Когда усталые и голодные солдаты Петра прибыли в Паншин, надеясь отъесться здесь на припасенных хлебах, выяснилось, что воры-подрядчики не заготовили обещанных запасов.
– Мин херц! – возмущался Менщиков. – Даже соли воры-подрядчики не сподобились запасти. Полное оскудение ратным людям в пище, господин бомбардир!
– Ладно, не латошись, Алексашка, – зло дергая черными усиками, остановил Меншикова Петр. – Не может того быть, чтоб ничего не приготовили. Ведь я им, дьяволам, такие деньги заплатил… Суда хоть приготовили?..
– Суда есть, мин херц! – успокоил царя Меншиков. – Хоть счас в путь.
– Добро, Данилыч, – устало махнул рукой царь. – Роздых солдатам надобно дать, уж больно умаялись сердешные. К Черкасску тронемся девятнадцатого дня, – и добавил жестко: – А подрядчиков сих, злодеев, повесить велю, как сыщутся! Ужель и у Гордона такая ж конфузия, как у нас? Эх, Русь ты моя горемычная!
У генерала Гордона дела шли тоже не лучшим образом. Шотландец вывел свои войска из Тамбова в конце апреля 1695 года. Под его командой состояли четыре полка тамбовских солдат, Бутырский полк и семь полков московских стрельцов. С собой они везли мортиры, дробовики, фальконеты, порох, ядра, гранаты, доставленные в Тамбов из Москвы и Брянска. Планировалось за три недели добраться до Черкасска, но жизнь показала иное.
С самого начала похода выявилась леность, непослушание и нерасторопность стрельцов, часто не выполнявших приказы командиров. Особенно возмутился обычно спокойный и беспристрастный Патрик Гордон, когда, подойдя к Северскому Донцу, увидел, что моста, строительство которого было поручено стрельцам, нет и в помине. Пришлось бросать все и строить мост, тратя силы и драгоценное время.

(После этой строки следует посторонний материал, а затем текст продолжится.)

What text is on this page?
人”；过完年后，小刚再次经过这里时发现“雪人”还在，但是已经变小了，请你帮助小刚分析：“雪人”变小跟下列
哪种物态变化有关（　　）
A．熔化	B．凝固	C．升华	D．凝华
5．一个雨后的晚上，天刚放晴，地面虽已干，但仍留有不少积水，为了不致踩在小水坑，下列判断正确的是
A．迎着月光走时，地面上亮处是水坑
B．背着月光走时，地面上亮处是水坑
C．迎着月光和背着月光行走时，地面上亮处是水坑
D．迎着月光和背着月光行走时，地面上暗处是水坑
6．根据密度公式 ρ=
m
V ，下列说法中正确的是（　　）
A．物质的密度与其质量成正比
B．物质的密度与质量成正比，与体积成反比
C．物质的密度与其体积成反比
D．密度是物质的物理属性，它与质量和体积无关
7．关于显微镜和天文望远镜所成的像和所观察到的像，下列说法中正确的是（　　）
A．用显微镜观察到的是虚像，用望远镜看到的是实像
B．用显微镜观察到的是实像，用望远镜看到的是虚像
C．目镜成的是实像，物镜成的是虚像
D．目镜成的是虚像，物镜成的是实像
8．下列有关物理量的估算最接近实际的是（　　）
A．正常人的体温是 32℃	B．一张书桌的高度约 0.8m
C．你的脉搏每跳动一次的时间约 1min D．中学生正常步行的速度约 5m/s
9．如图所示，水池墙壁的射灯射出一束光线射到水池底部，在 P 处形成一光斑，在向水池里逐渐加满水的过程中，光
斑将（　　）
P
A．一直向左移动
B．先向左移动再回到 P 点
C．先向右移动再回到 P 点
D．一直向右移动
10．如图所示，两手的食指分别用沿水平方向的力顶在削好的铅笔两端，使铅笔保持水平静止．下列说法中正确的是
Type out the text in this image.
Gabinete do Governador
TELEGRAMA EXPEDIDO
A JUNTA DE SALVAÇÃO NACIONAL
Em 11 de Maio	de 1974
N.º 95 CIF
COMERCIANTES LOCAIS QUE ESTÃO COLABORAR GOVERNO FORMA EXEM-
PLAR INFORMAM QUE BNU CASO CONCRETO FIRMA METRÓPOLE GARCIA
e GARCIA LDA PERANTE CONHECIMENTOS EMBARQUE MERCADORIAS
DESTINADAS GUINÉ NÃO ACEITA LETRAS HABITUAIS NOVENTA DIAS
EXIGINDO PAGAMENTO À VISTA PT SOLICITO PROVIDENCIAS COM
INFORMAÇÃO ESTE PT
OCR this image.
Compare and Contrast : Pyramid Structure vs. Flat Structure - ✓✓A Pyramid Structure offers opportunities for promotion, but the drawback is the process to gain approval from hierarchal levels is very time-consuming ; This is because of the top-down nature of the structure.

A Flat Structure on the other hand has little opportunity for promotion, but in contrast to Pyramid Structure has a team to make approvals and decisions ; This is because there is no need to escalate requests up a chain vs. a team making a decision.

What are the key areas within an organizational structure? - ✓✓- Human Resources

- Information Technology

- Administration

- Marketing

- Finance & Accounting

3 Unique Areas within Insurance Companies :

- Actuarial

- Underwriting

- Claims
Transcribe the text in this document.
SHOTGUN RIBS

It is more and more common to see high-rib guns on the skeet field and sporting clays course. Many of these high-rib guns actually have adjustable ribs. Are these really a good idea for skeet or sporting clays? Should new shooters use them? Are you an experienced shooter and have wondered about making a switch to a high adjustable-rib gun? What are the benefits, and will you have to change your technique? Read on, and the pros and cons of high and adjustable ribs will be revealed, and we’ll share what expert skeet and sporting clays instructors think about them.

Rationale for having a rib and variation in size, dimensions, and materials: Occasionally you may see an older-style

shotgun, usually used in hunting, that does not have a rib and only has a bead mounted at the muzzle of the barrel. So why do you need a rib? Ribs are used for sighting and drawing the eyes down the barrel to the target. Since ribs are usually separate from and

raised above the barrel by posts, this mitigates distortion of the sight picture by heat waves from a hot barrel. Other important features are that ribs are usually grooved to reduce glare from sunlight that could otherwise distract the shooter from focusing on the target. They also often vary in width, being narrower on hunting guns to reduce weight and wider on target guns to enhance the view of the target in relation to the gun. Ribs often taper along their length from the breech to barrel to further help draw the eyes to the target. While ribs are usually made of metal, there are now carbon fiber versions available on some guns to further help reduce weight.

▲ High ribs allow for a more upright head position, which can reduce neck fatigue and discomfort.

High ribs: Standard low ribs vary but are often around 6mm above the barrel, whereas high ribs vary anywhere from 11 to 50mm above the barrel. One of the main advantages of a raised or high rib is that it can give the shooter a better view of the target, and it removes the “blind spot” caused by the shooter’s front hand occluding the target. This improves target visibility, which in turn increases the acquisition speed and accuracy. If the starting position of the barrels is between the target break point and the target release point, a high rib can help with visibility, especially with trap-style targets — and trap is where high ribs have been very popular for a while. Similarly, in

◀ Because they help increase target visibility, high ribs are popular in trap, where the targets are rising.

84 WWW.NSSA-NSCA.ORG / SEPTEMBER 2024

– Эдак мы и до осени к Азову не дойдем! – возмущался Гордон.
И в самом деле, вместо положенных по плану трех недель его войска потратили на путь к Черкасску два месяца. Ко всем неприятностям добавилась традиционная: подрядчики не запасли всех необходимых для похода продуктов, и войска стали испытывать недостаток в хлебе и соли. «Господин Бомбардир, печаль нам слезная из-за воров подрядчиков, что от непоставки их тебе…» – жаловался Петру Гордон, но упорно шел вперед, торопясь к азовским берегам.
Недалеко от Раздорского казачьего городка генерала Гордона с сотней донцов сопровождения встретил войсковой атаман Фрол Минаев. Уже издалека заметили они гордоновские струги, стоя на высоком берегу Дона. Было видно, что гребцы устали от долгого пути, и весла тяжко и медленно вздымались над водой… Рядом с Фролом Минаевым, плотным, темноглазым и смуглолицым, стояли старшины Обросим Савельев, Илья Зерщиков, Лукьян Максимов, Григорий Белицкий и некоторые другие старшины, одетые в праздничные одежды. Поначалу молчали, потом, завидев медленно ползущие по спокойному Дону Гордоновы суда, стали обмениваться негромкими фразами.
– Не по душе мне сии гости, – ни к кому не обращаясь буркнул Илья Зерщиков. – Чую нутром, беду они несут Дону… Слыхал я, крут норов у царя Петра, поотбирает он вольности казачьи, а брата нашего, казака, запишет в солдаты подневольные.
– Не каркай, Илья! – беззлобно отозвался Минаев. – Избавление от турок несут нам государевы полки. Свободный выход получим мы в Азовское и Черное моря; то, за што вот ужо почти две сотни лет бились наши прадеды.
– Поглядим!.. – неопределенно буркнул Зерщиков.
Пройдет с того момента немного времени, будет взят Азов, и казаки почувствуют крепкую руку царя Петра, именно в те поры родится песня, оплакивающая вольности донские, утерянные с приходом Петра на Дон:
Но это будет потом, а ныне и Фрол Минаев, и Илья Зерщиков, и их друзья-старшины дружно заторопились к раздорскому причалу, когда туда стали медленно чалить суда генерала Гордона. С головного корабля, приставшего к берегу первым, кинули крепкий мостик без поручней, по которым резво сбежало несколько матросов. Потом не спеша, спокойный, высоко подняв голову, сошел Патрик Гордон. Он обнял смущенного атамана Минаева, раскланялся со старшинами, пожав затем им руки.